Grokbase Groups Lucene dev June 2010
FAQ
hi all,
I want to implement a query that taking position and terms'
relative positions into consideration. It only supports multiterm
queries like boolean or query.
But I want to consider term postion and terms relative positions.
e.g. there are two docs
doc1 apache lucene is a open source project
doc2 apache is a http server and lucene ...
if user search "apache lucene" doc1 will win because apache lucene
appear closer than doc2
e.g.
doc1 some other text apache lucene is a open source project
doc2 apache lucene is a open source project some other text
doc2 wins because "apache lucene" appear at the first position

I think I can imitate boolean query and just integrate position
information into boolean or query. but I am not familiar with lucene's
implementaion. anyone could show me some directions? thank you.

---------------------------------------------------------------------
To unsubscribe, e-mail: dev-unsubscribe@lucene.apache.org
For additional commands, e-mail: dev-help@lucene.apache.org

Search Discussions

  • Erik Hatcher at Jun 4, 2010 at 3:36 pm
    This is perhaps best discussed on the java-user list instead. Here's
    some thoughts...
    On Jun 4, 2010, at 2:36 AM, Li Li wrote:

    hi all,
    I want to implement a query that taking position and terms'
    relative positions into consideration. It only supports multiterm
    queries like boolean or query.
    But I want to consider term postion and terms relative positions.
    e.g. there are two docs
    doc1 apache lucene is a open source project
    doc2 apache is a http server and lucene ...
    if user search "apache lucene" doc1 will win because apache lucene
    appear closer than doc2
    A PhraseQuery will do that.
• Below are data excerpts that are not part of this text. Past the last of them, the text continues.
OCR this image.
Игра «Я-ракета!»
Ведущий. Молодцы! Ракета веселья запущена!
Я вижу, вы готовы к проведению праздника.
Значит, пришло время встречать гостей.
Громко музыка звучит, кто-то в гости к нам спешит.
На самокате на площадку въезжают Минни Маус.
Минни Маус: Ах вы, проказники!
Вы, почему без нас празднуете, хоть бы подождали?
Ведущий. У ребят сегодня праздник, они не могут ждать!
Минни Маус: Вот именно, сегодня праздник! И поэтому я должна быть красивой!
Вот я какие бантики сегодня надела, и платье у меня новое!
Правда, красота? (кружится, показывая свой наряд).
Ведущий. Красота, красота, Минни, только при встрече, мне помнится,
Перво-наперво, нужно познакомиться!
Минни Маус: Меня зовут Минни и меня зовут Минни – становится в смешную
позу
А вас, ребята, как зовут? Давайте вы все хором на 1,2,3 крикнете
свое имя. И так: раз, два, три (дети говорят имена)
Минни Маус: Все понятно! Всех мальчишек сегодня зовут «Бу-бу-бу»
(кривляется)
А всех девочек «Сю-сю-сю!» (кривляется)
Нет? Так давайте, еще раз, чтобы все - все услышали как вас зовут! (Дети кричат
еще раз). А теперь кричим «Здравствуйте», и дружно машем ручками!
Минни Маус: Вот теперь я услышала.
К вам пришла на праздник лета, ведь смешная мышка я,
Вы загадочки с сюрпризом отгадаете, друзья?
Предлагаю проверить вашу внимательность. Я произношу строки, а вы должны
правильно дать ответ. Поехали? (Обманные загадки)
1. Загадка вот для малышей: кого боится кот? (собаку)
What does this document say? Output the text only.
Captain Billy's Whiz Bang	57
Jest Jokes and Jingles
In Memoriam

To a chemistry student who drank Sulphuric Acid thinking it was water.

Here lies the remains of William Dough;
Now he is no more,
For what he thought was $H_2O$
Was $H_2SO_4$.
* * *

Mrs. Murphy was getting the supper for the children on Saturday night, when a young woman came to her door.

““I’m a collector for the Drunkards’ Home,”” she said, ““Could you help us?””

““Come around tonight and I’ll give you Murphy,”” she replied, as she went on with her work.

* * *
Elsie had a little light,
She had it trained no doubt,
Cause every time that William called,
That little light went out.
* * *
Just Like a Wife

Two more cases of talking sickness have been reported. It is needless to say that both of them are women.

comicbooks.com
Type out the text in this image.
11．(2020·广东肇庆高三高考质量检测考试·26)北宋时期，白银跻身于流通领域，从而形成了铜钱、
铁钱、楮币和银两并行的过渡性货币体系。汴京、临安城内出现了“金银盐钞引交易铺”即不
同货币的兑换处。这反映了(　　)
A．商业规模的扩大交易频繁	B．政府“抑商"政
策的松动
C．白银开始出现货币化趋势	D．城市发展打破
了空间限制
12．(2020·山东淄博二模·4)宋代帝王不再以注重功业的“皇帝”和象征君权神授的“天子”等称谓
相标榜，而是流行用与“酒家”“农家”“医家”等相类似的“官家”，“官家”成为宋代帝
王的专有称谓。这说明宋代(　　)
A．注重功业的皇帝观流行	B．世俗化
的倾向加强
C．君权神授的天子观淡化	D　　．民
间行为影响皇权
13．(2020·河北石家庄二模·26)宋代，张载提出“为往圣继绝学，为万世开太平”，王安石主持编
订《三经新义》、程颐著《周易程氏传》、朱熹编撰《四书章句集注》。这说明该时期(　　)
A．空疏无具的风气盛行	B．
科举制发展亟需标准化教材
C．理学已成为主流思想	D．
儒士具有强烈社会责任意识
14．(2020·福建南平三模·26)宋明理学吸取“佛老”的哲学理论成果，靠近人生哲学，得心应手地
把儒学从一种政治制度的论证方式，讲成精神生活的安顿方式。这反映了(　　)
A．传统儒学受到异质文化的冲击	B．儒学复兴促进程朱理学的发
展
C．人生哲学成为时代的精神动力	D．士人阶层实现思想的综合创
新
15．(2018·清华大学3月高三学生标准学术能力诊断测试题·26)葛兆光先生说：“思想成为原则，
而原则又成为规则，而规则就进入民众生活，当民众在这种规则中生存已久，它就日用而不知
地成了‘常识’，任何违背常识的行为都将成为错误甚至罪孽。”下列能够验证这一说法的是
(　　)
It's common-place to OR in a (sloppy)
    phrase query for the users query in order to get proximity to boost
    things. No custom query needed to accomplish this.
    e.g.
    doc1 some other text apache lucene is a open source project
    doc2 apache lucene is a open source project some other text
    doc2 wins because "apache lucene" appear at the first position
    And here, SpanFirstQuery is your friend. So OR'ing a PhraseQuery and
    a SpanFirstQuery (with nested SpanNearQuery, or whatever is
    appropriate) seems to accomplish your goals.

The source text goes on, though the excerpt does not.